Cutting immigration is a sure-fire way to prevent over-demand for a scarce resource. It may sound right-wing but that's the way it goes.

[–] ImplyingImplications@lemmy.ca 3 points 1 year ago (2 children)

Cutting immigration is a sure-fire way to prevent over-demand for a scarce resource.

Sure! At the cost of no longer having skilled immigrants advancing Canadaian industry and economy. We'd also go into a population decline which, while great for housing, would cause lots of problems with job shortages and government benefits paying out way more than they collect.

Immigration is far too much of a benefit to Canada to stop it instead of just building more places to live. We are one of the largest land masses on the entire planet. I think we can fit a few more houses in.

[–] Dearche@lemmy.ca 3 points 1 year ago

There's no point in making houses out in the middle of nowhere. Not only does it cost a massive amount of money to build the infrastructure just to support it, but who the hell wants to live several hours away from where anything exists?
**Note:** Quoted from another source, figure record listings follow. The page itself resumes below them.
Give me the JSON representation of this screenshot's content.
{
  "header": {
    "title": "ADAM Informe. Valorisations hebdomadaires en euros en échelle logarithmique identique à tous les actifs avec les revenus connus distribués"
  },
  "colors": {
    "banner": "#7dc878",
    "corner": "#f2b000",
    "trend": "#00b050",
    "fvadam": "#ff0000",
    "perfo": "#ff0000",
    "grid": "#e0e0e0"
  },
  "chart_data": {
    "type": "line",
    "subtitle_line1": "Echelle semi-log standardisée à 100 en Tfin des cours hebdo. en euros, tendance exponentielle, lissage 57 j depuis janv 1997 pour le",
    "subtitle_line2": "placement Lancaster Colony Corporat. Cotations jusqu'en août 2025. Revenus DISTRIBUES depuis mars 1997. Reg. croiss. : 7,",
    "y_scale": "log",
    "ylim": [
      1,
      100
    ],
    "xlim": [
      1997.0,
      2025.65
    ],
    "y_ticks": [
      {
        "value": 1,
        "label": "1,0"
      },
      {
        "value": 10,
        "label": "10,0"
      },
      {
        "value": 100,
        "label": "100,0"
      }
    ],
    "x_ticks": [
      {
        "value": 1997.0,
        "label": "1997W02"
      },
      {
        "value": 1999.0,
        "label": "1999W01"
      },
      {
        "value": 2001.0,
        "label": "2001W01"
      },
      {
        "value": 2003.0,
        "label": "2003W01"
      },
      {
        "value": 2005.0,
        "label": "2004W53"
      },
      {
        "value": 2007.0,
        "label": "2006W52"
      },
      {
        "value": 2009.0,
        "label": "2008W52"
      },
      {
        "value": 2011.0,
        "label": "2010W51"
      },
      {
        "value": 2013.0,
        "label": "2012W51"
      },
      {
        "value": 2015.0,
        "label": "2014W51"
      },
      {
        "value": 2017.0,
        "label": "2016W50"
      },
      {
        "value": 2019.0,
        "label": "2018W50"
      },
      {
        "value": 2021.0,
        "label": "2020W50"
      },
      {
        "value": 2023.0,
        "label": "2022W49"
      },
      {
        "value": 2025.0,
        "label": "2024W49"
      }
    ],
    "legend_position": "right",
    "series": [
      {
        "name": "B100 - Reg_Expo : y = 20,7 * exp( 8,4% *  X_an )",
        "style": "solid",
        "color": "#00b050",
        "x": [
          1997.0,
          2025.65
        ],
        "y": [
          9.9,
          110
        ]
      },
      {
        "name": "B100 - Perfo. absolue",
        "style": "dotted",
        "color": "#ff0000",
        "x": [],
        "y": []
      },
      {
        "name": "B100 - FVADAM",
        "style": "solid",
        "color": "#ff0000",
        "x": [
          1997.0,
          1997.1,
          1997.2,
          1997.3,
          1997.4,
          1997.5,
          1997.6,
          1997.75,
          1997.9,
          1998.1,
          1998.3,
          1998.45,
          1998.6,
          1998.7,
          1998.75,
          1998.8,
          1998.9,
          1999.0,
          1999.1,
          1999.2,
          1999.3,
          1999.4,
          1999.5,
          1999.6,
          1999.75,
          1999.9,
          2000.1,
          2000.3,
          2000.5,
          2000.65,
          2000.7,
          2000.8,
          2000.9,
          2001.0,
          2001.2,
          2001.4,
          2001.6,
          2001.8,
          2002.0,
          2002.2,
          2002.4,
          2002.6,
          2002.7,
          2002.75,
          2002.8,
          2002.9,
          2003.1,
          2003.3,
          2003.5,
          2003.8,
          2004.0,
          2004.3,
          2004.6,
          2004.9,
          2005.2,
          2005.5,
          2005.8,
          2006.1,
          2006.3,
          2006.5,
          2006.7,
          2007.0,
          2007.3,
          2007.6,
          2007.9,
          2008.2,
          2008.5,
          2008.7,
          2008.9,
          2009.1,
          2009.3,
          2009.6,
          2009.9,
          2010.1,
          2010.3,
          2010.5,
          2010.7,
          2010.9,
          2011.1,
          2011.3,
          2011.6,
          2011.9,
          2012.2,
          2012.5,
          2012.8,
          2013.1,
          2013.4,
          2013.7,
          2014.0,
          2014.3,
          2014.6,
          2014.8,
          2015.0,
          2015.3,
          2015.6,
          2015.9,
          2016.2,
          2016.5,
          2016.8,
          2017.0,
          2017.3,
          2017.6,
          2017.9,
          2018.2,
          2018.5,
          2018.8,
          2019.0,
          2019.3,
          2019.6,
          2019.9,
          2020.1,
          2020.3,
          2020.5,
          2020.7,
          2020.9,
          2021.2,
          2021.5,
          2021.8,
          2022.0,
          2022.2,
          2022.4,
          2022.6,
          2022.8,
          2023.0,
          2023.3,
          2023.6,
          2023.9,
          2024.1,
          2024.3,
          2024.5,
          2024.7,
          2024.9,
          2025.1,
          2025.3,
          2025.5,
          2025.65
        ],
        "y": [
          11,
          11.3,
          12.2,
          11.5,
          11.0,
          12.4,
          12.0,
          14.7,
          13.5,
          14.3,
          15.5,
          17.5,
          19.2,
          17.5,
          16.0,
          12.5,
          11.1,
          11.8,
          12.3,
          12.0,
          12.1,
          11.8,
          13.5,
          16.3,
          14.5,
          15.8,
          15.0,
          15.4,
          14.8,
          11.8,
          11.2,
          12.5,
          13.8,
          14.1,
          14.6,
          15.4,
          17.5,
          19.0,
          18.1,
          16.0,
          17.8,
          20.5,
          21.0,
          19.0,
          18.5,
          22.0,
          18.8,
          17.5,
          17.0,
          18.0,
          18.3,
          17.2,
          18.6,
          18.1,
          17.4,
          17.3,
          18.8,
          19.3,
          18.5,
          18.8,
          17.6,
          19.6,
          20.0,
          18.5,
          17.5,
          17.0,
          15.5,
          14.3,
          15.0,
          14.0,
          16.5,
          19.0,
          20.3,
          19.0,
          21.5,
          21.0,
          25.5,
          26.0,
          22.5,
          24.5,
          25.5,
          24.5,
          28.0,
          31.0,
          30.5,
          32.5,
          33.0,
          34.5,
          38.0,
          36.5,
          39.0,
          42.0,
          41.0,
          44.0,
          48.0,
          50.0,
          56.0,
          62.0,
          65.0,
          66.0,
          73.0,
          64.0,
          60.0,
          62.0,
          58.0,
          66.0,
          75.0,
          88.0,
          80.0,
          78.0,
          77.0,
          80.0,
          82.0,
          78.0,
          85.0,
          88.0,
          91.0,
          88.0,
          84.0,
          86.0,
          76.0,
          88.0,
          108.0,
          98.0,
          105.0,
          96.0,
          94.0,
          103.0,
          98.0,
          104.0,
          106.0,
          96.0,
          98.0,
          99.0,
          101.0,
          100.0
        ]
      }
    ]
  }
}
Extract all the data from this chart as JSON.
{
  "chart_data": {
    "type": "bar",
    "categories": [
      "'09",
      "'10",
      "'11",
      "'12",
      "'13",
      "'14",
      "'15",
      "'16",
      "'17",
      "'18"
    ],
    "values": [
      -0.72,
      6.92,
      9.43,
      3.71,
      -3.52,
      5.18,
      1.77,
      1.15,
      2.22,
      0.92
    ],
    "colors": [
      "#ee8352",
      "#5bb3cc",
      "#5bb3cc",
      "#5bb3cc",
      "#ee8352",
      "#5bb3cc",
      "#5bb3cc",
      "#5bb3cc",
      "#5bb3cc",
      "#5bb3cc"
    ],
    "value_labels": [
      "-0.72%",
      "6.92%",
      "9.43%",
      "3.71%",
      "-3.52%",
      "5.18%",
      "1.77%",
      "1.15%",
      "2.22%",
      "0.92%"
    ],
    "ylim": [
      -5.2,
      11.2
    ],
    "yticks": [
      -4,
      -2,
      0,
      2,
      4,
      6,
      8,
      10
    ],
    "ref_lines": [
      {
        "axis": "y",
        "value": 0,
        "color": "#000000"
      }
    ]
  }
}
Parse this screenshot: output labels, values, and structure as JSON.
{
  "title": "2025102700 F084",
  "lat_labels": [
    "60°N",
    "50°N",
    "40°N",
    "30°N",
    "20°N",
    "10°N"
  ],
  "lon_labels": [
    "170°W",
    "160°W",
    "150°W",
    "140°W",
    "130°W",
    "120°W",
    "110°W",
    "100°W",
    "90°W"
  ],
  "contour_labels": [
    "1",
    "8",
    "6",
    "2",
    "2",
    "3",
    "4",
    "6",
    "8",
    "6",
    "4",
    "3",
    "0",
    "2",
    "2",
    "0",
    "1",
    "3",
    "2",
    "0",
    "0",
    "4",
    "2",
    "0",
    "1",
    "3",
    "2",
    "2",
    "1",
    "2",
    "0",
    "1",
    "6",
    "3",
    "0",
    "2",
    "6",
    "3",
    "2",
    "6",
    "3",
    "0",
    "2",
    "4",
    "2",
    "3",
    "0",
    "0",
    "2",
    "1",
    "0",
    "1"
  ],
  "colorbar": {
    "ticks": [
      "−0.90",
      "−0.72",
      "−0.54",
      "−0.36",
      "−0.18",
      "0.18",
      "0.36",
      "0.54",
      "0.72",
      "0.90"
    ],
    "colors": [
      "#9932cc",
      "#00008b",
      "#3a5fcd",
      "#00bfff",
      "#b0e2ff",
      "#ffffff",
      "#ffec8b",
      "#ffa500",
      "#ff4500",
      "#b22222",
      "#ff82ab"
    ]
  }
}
No stores, no jobs, no schools less than 3 hours away? No thank you.

That said, all they have to do is change the zoning laws to convert residential into mixed use housing plus actually build high density housing. We don't need skyscrapers everywhere. That's only happening because it takes 3 years to get anything bigger than a single family home approved. Remove the approval process and we can get tons of low and mid rises that would be extremely cheap and quick to build.

[–] Rodeo@lemmy.ca 1 points 1 year ago

At the cost of no longer having skilled immigrants advancing Canadaian industry and economy.

Meanwhile skilled Canadians are moving to the US en masse.